Antibiotic Growth Promoter (AGP) merupakan antibiotik dengan dosis kecil yang digunakan sebagai suplemen dalam pakan ternak. AGP bekerja dengan menekan stres, memproduksi amonia, mengurangi infeksi, mengurangi racun, dan mengoptimalkan penyerapan nutrisi dari pakan ke dinding usus. Jenis AGP yang sering digunakan oleh petani di Indonesia seperti seng bacitracin, spiramycin, virginiamycin, bambermycin, tylosin phosphate, avilamycin, dan enramycin.

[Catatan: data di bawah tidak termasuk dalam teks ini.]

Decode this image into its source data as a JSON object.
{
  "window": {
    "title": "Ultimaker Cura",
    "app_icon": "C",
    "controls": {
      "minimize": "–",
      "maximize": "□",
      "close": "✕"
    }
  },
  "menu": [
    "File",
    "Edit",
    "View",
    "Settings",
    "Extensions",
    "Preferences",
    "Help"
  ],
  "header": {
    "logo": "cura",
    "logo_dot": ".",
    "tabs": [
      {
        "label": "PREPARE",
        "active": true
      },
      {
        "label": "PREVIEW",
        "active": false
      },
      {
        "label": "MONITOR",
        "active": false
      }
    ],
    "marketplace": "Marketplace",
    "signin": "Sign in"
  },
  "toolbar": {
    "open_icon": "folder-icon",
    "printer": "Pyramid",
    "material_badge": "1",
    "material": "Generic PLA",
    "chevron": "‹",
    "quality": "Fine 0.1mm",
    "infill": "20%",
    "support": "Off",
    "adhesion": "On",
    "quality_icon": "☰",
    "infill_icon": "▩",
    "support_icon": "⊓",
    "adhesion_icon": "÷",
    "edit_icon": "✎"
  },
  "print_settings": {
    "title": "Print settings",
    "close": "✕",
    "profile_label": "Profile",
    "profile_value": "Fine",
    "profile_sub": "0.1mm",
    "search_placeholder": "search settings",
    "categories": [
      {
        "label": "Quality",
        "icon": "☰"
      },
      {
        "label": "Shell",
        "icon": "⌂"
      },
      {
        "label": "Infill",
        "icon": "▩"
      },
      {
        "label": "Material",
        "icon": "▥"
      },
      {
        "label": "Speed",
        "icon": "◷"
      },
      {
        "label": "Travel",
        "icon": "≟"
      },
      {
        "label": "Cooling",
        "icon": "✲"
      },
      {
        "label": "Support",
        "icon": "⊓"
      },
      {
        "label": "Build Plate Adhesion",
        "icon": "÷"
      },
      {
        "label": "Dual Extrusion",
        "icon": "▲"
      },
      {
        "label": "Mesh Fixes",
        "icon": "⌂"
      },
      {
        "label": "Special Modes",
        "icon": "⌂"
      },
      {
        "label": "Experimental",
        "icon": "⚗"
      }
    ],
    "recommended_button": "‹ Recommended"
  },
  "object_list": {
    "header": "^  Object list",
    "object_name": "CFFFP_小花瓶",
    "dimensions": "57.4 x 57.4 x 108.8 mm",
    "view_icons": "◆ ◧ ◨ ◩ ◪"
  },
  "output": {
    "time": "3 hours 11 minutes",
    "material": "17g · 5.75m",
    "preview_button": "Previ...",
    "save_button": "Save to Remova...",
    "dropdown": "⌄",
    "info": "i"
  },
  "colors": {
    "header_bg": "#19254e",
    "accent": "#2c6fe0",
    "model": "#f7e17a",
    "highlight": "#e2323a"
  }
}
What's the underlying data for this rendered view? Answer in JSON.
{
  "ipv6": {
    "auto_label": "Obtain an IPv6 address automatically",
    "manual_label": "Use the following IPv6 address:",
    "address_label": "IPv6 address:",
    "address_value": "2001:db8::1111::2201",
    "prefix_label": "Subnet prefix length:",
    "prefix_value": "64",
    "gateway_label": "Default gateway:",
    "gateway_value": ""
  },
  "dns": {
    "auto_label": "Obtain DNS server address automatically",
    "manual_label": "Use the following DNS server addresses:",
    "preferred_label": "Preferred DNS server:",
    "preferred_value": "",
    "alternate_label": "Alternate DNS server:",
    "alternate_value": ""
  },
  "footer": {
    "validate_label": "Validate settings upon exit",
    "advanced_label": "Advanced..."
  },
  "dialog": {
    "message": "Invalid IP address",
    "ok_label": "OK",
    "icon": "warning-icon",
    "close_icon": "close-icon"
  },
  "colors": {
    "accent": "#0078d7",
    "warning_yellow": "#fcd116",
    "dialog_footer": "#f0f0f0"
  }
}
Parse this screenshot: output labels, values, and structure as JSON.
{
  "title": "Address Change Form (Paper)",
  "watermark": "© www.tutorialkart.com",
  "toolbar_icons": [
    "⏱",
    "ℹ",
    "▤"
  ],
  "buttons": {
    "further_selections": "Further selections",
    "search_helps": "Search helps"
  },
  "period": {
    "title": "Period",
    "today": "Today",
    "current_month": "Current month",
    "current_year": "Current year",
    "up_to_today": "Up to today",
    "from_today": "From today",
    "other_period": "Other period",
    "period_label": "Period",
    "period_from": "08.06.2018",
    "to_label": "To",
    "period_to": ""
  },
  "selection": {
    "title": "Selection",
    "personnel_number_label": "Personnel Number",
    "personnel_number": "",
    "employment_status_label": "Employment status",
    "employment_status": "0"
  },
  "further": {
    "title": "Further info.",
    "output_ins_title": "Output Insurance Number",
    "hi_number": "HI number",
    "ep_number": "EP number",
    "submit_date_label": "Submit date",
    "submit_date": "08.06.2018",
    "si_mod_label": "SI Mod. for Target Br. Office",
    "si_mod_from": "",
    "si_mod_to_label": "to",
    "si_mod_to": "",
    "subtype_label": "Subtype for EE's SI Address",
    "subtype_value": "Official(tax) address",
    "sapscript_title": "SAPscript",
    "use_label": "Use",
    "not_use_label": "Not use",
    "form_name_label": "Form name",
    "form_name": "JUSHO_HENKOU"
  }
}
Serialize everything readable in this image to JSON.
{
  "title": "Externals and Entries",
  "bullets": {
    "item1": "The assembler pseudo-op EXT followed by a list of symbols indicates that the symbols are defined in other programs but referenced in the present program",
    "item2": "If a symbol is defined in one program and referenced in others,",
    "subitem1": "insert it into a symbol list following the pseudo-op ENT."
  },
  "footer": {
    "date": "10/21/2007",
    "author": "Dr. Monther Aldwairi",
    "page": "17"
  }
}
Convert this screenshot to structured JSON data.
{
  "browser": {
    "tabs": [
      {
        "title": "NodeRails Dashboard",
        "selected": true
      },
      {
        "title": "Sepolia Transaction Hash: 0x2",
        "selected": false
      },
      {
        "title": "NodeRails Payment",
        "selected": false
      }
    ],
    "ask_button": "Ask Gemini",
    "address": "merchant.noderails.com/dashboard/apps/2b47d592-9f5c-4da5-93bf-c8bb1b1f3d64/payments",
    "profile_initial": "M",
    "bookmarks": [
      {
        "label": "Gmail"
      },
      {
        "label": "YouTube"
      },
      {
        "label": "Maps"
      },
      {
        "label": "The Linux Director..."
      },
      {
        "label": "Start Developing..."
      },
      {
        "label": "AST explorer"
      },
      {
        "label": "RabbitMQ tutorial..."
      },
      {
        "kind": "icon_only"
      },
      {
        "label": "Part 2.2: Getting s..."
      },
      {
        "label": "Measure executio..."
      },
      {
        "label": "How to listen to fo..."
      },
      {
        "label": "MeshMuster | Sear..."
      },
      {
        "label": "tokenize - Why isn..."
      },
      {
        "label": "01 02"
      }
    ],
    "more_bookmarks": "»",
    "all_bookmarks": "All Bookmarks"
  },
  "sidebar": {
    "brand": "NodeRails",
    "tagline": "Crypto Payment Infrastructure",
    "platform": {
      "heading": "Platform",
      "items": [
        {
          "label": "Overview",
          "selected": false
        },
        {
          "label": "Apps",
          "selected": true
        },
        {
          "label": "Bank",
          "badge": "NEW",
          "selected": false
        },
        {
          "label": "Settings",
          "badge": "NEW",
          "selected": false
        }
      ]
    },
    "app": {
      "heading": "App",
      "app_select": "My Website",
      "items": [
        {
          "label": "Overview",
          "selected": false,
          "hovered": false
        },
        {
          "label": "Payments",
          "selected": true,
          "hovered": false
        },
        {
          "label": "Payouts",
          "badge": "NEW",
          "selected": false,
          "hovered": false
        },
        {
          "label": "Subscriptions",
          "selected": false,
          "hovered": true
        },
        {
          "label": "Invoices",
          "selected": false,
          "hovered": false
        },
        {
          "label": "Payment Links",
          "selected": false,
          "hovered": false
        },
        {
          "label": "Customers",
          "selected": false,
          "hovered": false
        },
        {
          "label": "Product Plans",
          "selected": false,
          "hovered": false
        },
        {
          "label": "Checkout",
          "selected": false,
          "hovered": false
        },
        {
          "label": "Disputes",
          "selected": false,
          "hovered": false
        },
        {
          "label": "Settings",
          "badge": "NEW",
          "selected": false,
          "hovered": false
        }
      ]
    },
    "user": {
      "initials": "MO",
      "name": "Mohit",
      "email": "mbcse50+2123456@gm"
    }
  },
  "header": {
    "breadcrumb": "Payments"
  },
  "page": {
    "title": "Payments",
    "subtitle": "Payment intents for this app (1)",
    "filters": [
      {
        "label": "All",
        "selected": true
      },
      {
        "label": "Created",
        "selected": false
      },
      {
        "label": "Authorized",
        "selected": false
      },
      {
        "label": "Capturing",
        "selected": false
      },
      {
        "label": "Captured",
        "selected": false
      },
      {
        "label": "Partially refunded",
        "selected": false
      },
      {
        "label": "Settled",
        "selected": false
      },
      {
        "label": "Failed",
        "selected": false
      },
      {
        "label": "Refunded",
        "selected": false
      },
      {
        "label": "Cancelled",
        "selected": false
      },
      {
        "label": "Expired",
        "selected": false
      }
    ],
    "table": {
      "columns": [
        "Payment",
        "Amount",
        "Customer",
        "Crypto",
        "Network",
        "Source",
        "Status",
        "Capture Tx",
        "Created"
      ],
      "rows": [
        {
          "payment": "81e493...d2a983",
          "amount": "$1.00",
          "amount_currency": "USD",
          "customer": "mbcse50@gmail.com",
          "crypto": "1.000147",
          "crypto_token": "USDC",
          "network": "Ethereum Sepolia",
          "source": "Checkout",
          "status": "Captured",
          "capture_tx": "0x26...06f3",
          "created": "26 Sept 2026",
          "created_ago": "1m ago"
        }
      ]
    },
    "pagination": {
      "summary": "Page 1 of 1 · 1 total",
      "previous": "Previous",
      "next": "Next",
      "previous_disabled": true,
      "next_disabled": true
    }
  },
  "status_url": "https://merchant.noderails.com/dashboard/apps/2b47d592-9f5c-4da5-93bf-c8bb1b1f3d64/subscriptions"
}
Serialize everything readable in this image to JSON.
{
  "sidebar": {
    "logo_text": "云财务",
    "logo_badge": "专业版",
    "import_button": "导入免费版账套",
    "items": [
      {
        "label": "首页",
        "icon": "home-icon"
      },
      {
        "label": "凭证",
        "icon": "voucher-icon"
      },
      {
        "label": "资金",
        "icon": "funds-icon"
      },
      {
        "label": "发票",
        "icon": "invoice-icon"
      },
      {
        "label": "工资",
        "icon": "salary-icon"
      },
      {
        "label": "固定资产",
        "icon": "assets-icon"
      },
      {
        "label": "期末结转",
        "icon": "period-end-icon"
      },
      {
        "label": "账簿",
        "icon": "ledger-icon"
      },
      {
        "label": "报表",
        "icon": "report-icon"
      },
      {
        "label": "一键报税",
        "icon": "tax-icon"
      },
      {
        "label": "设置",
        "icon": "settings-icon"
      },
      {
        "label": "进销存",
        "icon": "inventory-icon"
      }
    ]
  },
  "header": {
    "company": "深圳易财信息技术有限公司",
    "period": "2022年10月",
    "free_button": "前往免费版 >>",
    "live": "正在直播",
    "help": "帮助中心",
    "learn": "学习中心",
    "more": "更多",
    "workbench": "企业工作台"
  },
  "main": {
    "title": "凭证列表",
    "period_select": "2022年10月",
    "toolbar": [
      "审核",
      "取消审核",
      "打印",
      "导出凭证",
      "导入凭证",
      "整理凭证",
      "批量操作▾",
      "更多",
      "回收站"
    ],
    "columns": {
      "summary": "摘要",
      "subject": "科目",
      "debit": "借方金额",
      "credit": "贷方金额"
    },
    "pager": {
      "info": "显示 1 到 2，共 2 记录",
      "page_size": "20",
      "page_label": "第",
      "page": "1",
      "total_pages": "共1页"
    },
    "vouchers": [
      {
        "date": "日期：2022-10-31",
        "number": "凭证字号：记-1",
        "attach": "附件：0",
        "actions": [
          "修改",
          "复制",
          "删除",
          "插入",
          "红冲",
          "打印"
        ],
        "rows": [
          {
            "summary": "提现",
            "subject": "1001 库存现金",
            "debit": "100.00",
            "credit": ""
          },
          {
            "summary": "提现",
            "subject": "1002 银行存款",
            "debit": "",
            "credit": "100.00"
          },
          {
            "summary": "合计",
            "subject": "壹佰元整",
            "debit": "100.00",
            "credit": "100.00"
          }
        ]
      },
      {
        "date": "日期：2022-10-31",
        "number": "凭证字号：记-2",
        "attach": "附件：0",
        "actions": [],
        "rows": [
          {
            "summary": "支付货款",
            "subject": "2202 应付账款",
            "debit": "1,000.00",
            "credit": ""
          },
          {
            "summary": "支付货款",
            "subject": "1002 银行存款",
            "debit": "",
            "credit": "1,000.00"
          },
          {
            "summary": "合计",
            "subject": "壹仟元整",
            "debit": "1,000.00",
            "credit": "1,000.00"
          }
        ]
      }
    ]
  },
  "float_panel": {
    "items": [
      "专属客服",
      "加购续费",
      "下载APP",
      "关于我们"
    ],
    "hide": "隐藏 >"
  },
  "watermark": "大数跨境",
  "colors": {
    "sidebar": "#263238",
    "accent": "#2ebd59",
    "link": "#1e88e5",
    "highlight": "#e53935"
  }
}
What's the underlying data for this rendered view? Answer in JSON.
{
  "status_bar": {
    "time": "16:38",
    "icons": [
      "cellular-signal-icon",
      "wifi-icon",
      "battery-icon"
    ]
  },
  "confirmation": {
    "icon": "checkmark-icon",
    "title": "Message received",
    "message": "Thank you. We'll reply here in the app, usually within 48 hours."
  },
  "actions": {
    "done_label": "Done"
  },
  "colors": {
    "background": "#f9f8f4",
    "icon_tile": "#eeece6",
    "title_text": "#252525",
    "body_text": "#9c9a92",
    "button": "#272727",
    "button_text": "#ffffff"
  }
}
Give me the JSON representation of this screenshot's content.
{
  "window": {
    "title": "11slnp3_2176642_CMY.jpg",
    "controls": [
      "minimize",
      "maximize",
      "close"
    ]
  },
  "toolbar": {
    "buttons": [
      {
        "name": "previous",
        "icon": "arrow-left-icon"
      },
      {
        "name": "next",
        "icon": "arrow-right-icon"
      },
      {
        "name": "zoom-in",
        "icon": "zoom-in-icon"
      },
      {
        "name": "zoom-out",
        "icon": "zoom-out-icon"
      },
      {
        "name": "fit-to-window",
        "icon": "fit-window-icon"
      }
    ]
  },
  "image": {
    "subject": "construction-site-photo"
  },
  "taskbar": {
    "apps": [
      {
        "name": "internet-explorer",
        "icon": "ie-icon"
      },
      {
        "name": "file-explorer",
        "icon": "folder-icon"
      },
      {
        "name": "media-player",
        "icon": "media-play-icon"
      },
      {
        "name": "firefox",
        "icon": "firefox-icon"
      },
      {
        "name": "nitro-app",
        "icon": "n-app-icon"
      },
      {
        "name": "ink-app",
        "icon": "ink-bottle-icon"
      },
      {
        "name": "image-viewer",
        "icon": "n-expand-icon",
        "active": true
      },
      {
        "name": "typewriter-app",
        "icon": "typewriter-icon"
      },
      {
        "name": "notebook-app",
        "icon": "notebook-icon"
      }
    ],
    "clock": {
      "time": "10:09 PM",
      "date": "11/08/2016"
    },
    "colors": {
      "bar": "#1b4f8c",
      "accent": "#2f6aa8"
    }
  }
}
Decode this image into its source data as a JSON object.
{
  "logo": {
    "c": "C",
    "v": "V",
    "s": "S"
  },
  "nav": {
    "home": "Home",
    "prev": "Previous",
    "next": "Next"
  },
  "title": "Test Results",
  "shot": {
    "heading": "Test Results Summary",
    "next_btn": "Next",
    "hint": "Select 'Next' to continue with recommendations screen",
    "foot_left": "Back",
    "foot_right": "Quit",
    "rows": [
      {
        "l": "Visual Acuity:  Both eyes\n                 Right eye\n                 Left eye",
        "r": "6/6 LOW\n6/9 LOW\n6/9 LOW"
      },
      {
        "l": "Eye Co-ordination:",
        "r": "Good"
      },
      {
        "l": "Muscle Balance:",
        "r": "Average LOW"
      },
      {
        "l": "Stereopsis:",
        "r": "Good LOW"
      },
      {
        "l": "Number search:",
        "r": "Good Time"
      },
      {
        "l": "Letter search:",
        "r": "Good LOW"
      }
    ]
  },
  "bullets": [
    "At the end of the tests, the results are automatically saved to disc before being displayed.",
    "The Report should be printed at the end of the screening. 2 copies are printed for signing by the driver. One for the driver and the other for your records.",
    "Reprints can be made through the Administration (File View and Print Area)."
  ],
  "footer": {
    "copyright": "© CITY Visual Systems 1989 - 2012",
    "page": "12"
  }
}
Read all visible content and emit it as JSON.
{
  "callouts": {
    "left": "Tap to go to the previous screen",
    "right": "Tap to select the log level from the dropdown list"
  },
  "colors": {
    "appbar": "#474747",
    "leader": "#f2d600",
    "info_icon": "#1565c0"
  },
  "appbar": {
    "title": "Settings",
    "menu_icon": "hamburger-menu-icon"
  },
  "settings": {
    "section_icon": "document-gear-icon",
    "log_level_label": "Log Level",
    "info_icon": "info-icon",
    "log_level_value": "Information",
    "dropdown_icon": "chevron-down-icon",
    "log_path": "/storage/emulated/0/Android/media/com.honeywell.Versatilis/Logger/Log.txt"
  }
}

Tantangan besar bagi peternak broiler di Indonesia adalah beragam penyakit yang menyerang unggas baik akut maupun kronis. Hal ini dapat menyebabkan kerugian ekonomi yang sangat besar, sementara tidak semua vaksin tersedia untuk mencegah penyakit menular. Selain itu, cuaca ekstrem di Indonesia dalam beberapa tahun terakhir telah menyebabkan kerugian bagi petani, seperti panas tinggi hingga 43 °C, dengan penurunan kelembaban hingga 40%. Kehadiran mikotoksin dalam jagung lokal sebagai bahan pakan utama untuk ayam di Indonesia juga menjadi masalah, selain itu penerapan biosekuriti tidak maksimal di peternakan rakyat. Oleh karena itu AGP telah digunakan sebagai solusi oleh ternak untuk mengatasi hambatan-hambatan ini sehingga peternak masih dapat menghasilkan ayam yang dipanen dengan berat maksimum hingga tiga kilogram per ekor dengan masa pemeliharaan 35-42 hari.

Pada awal 2018, penggunaan AGP mulai dilarang di Indonesia, berdasarkan Undang-Undang Peternakan dan Kesehatan No. 18, 2009 junco No41 / 2014, pasal 22 ayat 4c yang menyatakan “setiap orang dilarang menggunakan bahan pakan yang dicampur dengan hormon tertentuatau antibiotik sebagai supplemen”. Peraturan ini kemudian diikuti oleh penghentian impor AGP termasuk obat anticoksidiosis, dan hanya memungkinkan masuknya antibiotik untuk mengobati penyakit dengan resep dokter hewan.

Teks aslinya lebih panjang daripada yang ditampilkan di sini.